Une bataille fait donc rage entre les industriels et la grande distribution. Les premiers commentaires commencent même à se faire entendre. « Il y a aussi des bonnes nouvelles, on s'est mis d'accord avec Yoplait, Entremont, une coopérative importante en Bretagne qui s'appelle Laïta », a affirmé mercredi sur BMFTV, le patron de Système U, Dominique Schelcher, évoquant un compromis sur « des hausses de prix raisonnables avec un prix du lait qui soit rémunérateur pour les producteurs ». Sur un ton proche de son homologue de Système U, le patron des grandes surfaces E.Leclerc, invité mardi au micro de France 2, a fait part de sa détermination à faire baisser les prix dans ses magasins.
« On va aller chercher des poches de baisse de prix, on va aller casser la gueule à l'inflation, et on va arriver avec une inflation, je pense, - fin janvier, début février - qui sera au moins moitié moins que l'année dernière », a déclaré Michel-Edouard Leclerc.
Une inflation qui ne reviendra pas sous les 3%
Reste qu'endiguer la flambée des prix reste un exercice difficile. Concernant les négociations commerciales, « le délai est plus court cette année et on pensait avoir une mobilisation plus forte », a ainsi regretté le PDG du 4e acteur de la distribution alimentaire en France. « Beaucoup d'industriels sont partis en vacances pendant les fêtes et on n'a vu personne. On était mobilisé, il faut que ça s'accélère », les négociations devant s'achever au plus tard à la fin du mois.
« Pour certains grands industriels, on n'a même pas eu de premier rendez-vous », a encore affirmé Dominique Schelcher, avant d'expliquer que « la loi sous laquelle on discute actuellement est très favorable aux industriels et ils le savent. »

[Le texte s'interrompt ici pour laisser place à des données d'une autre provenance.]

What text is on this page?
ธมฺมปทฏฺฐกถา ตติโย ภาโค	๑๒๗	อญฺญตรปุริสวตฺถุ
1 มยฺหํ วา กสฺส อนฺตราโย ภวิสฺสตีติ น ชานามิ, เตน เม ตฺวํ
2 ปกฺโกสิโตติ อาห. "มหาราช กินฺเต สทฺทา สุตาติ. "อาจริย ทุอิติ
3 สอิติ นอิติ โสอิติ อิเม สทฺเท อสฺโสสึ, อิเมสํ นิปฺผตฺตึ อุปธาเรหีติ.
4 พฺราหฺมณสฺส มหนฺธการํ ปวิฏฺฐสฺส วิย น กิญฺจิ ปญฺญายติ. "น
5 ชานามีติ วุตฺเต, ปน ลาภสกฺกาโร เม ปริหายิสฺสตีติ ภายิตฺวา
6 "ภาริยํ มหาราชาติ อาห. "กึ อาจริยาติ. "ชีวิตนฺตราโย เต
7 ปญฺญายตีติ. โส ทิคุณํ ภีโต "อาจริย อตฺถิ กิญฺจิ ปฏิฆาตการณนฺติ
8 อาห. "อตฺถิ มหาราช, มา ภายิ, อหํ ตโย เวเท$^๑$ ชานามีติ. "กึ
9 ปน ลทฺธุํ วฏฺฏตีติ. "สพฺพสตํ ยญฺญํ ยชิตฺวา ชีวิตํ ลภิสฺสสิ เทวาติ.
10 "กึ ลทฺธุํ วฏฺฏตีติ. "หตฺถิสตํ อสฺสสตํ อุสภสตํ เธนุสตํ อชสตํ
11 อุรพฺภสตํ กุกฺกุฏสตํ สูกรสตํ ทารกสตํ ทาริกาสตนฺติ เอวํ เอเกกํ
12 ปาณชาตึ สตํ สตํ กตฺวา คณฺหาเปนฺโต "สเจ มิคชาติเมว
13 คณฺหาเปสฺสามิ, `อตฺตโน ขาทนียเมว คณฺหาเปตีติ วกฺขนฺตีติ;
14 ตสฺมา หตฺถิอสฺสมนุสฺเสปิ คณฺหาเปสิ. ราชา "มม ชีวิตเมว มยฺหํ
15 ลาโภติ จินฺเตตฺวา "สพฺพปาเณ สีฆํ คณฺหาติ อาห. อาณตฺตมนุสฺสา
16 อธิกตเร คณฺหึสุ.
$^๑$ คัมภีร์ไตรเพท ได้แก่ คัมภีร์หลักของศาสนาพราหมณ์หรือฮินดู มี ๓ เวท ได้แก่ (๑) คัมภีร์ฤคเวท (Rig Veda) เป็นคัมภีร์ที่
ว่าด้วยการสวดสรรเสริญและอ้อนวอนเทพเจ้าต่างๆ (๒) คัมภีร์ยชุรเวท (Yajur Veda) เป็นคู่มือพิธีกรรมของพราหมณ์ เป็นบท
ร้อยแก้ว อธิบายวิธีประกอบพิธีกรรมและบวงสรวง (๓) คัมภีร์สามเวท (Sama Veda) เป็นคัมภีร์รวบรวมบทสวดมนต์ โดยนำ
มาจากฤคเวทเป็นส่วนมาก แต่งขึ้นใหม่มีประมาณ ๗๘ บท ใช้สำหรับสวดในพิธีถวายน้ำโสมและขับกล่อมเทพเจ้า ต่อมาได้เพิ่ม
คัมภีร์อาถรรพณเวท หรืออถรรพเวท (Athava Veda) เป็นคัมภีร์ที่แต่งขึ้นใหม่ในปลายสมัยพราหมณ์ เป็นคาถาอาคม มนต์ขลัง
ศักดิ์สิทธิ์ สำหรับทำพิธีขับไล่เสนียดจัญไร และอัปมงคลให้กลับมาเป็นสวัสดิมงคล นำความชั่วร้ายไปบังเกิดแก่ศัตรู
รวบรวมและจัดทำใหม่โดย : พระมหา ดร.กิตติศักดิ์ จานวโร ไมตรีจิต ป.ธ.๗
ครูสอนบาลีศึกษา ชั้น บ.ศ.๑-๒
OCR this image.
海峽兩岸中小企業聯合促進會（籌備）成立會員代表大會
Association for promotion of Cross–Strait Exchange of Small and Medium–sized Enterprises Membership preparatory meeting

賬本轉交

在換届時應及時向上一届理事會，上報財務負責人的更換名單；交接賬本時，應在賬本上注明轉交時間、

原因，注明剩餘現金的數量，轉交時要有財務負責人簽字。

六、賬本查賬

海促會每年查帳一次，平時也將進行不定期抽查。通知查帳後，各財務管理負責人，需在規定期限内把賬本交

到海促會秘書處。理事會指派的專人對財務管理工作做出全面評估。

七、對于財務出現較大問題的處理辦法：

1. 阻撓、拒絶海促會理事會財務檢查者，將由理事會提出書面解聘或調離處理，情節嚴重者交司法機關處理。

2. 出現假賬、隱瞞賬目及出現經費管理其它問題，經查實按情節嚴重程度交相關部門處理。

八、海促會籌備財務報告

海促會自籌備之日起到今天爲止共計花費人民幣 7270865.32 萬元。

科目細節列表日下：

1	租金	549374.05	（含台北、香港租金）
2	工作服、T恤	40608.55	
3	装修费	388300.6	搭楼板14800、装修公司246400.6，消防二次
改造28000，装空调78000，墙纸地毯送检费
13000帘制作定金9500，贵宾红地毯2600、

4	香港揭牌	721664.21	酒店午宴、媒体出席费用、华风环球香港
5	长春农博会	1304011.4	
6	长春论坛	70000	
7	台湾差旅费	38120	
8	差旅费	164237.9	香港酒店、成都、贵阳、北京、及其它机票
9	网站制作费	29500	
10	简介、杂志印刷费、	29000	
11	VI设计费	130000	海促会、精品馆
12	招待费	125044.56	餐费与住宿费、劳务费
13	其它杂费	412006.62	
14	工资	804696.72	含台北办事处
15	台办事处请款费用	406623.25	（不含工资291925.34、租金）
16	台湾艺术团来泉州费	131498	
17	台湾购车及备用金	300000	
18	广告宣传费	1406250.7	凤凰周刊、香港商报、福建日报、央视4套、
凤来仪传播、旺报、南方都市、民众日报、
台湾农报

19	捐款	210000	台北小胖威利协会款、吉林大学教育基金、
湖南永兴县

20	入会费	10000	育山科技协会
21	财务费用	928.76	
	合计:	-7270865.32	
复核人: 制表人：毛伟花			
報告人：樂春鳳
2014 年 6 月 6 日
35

Autant de difficultés qui pourraient empêcher l'inflation de revenir sous les 2%. Si, fin décembre, le ministre de l'Économie, Bruno Le Maire a confirmé au micro d'Europe 1 que la crise inflationniste est bien « derrière nous », il a aussi ajouté que « nous serons sous les 3% d'inflation en 2024 ». Ainsi, le niveau d'inflation restera « un peu plus élevé » qu'avant la crise, autour de 2%, en raison notamment du coût de la transition énergétique, a-t-il prévenu. Le numéro deux du gouvernement a énuméré plusieurs raisons : « Parce que nous relocalisons des activités, parce que la décarbonation de notre économie coûte cher, il est probable que le niveau d'inflation structurel sera un peu plus élevé que ce qu'il était avant la crise du Covid ».
Ainsi, dans ses dernières prévisions publiées mi-décembre, l'Insee s'attend à une inflation à 4,9% en moyenne annuelle en 2023 (après 5,2% en 2022), et à 2,6% sur un an en juin prochain. La Banque de France a, elle, prédit que l'inflation atteindrait 5,7% en moyenne annuelle en 2023 et tomberait à 2,5% en 2024, mesurée ici selon l'indice des prix à la consommation harmonisé (IPCH).